Make Way! Come, Holy Spirit!
Along with Advent songs of hope and lighting candles in the dark, I found another encouraging connection to this time while sharing with our Tuesday Bible Study this week. We were talking about how we have entered the “Year C” of the Lectionary cycle, and that means that from now until Christ the King Sunday (Nov 2022), we will mostly be reading from the Gospel of Luke in Sunday worship services.
And one theme the book of Luke intends to lift up is the work of the Holy Spirit.
You’ll notice the activity of the Spirit through speaking to, and blessing, Zechariah, Elizabeth, Joseph, Mary, John the Baptist, and others! It will be an Advent theme.

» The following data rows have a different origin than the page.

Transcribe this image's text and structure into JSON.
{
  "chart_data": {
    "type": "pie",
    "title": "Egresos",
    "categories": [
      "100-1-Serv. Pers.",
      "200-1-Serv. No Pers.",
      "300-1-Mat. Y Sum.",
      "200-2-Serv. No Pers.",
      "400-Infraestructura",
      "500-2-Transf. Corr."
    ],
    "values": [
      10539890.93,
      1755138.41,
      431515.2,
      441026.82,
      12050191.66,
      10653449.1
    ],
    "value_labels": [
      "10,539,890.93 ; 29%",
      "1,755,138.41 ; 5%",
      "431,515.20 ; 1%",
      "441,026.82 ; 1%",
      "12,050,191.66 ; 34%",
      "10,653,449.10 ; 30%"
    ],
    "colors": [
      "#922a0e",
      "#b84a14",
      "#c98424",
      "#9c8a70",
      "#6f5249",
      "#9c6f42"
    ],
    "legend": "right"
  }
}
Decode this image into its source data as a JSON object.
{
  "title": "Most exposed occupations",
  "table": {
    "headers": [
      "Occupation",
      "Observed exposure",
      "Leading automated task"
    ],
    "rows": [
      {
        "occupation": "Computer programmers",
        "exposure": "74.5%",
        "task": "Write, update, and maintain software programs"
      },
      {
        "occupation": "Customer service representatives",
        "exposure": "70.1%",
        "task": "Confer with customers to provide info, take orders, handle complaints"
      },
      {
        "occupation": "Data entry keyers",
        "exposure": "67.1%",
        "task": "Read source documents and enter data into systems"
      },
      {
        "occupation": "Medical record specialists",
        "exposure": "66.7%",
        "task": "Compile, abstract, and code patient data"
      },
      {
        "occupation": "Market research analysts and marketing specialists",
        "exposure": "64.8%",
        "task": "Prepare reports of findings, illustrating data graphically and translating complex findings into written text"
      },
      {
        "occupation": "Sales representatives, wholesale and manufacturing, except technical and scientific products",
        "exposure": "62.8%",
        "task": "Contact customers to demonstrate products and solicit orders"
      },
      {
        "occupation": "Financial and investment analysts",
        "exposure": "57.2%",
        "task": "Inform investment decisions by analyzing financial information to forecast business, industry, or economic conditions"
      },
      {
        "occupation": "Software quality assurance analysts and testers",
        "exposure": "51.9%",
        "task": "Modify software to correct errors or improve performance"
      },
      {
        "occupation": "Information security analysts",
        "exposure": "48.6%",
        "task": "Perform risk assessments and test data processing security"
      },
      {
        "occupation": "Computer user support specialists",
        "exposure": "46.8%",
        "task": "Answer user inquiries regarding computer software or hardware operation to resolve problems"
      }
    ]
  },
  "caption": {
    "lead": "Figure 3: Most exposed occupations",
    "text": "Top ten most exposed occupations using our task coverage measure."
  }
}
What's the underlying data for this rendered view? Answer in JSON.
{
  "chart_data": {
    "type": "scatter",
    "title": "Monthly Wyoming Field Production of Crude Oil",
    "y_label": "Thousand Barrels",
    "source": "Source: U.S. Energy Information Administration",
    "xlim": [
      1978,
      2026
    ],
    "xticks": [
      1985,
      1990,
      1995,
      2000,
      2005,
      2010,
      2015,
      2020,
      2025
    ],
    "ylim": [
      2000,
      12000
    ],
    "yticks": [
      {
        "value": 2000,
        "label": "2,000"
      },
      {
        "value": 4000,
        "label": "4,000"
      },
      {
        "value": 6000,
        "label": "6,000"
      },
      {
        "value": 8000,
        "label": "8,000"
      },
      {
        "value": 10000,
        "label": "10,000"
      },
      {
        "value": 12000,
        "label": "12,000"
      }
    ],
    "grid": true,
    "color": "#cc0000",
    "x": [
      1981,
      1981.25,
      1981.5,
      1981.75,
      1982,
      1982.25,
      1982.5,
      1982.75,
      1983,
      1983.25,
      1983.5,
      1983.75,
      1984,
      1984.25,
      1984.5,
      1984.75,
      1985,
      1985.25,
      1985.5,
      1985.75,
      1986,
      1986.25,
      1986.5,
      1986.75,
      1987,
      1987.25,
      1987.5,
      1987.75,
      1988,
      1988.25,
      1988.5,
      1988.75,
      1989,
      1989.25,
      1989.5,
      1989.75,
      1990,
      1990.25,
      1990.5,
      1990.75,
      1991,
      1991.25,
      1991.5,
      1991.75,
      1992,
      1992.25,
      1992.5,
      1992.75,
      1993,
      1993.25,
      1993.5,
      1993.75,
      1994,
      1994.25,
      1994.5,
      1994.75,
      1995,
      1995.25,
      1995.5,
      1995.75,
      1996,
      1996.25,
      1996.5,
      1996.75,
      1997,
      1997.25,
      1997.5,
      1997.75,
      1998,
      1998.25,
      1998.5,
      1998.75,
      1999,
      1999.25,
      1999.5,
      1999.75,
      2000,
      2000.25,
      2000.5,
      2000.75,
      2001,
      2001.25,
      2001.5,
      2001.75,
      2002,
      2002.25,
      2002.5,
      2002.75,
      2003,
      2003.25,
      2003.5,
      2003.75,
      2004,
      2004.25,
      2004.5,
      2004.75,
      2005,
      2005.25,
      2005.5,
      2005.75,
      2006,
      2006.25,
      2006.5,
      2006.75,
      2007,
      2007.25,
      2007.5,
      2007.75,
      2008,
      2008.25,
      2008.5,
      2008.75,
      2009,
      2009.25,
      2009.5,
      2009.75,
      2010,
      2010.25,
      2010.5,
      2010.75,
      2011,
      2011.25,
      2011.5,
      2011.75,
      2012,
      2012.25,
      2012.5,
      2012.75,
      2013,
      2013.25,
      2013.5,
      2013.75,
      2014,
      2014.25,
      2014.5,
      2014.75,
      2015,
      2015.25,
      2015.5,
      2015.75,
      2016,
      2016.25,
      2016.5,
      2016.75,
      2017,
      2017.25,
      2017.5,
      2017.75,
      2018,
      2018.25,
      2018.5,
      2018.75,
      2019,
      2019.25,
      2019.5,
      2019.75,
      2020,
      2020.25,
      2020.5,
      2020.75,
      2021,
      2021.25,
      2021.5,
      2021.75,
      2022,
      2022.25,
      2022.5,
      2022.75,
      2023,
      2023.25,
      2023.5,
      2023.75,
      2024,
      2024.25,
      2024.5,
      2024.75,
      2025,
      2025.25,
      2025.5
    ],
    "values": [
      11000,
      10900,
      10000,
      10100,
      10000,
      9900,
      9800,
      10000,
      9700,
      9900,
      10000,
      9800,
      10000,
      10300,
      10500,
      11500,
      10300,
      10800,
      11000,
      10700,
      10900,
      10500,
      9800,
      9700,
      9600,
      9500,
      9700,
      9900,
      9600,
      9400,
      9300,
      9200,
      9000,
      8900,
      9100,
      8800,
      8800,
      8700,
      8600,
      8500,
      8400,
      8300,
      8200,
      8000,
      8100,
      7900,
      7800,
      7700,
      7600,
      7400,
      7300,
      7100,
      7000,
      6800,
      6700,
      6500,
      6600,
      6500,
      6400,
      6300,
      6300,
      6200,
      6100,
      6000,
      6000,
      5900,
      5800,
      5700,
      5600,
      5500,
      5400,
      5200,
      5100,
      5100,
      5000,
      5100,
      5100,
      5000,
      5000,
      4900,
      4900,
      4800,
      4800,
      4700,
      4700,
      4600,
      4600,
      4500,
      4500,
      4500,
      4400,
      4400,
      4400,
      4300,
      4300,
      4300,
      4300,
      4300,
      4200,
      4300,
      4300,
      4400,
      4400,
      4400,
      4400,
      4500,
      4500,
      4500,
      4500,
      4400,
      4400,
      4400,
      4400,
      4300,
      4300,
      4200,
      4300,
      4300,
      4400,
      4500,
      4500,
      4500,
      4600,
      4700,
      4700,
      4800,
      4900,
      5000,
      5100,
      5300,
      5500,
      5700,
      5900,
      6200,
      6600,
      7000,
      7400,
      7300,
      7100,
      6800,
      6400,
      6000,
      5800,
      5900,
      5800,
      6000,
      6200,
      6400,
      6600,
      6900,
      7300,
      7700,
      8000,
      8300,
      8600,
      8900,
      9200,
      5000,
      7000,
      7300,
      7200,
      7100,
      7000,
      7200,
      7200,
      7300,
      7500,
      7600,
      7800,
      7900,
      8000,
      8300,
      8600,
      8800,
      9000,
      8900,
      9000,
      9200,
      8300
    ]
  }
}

Make Way! Come, Holy Spirit!
And as much as we might be used to celebrating great faith in the life of people in the church, or in the Bible, the way Luke tells it: these are ordinary people. Sure, they are devout, and they are listening to God. And they know the covenant and they have high hopes (at least, their hopes are re-ignited in this spiritual, transcending moment). But they are folks following God — saints and sinners at the same time. And the light of God’s love, in Luke, is shining in dusty, forgotten places. And it’s shining in dusty, forgotten people too.
Where we least expect it.
Luke’s gospel is a spirit-centered gospel. Remember, he also writes the book of Acts? That’s the story of the disciples gathered and (in Acts chapter 2) what seems to be tongues of fire comes down and rests on each of them. Those disciples, too, were ordinary people.
So Luke is telling a story of salvation and it is a generous out-pouring of God’s love. That is what God’s Spirit does—finds us, blesses us, beyond our measuring. In Advent we pray, “Stir up our hearts, O God, to prepare a pathway for your Christ.” And guess what? The Holy Spirit has the stir stick.
Advent prayers are like Pentecost prayers and they’re all Christian prayers! This whole, faithful walk is an embodied prayer that God’s Spirit would speak and move among us.
And Luke’s gospel tells it clear. So let’s listen.
Like the shepherds in fields—keeping watch over their flocks by night—,God give us ears to hear! And God bless your advent.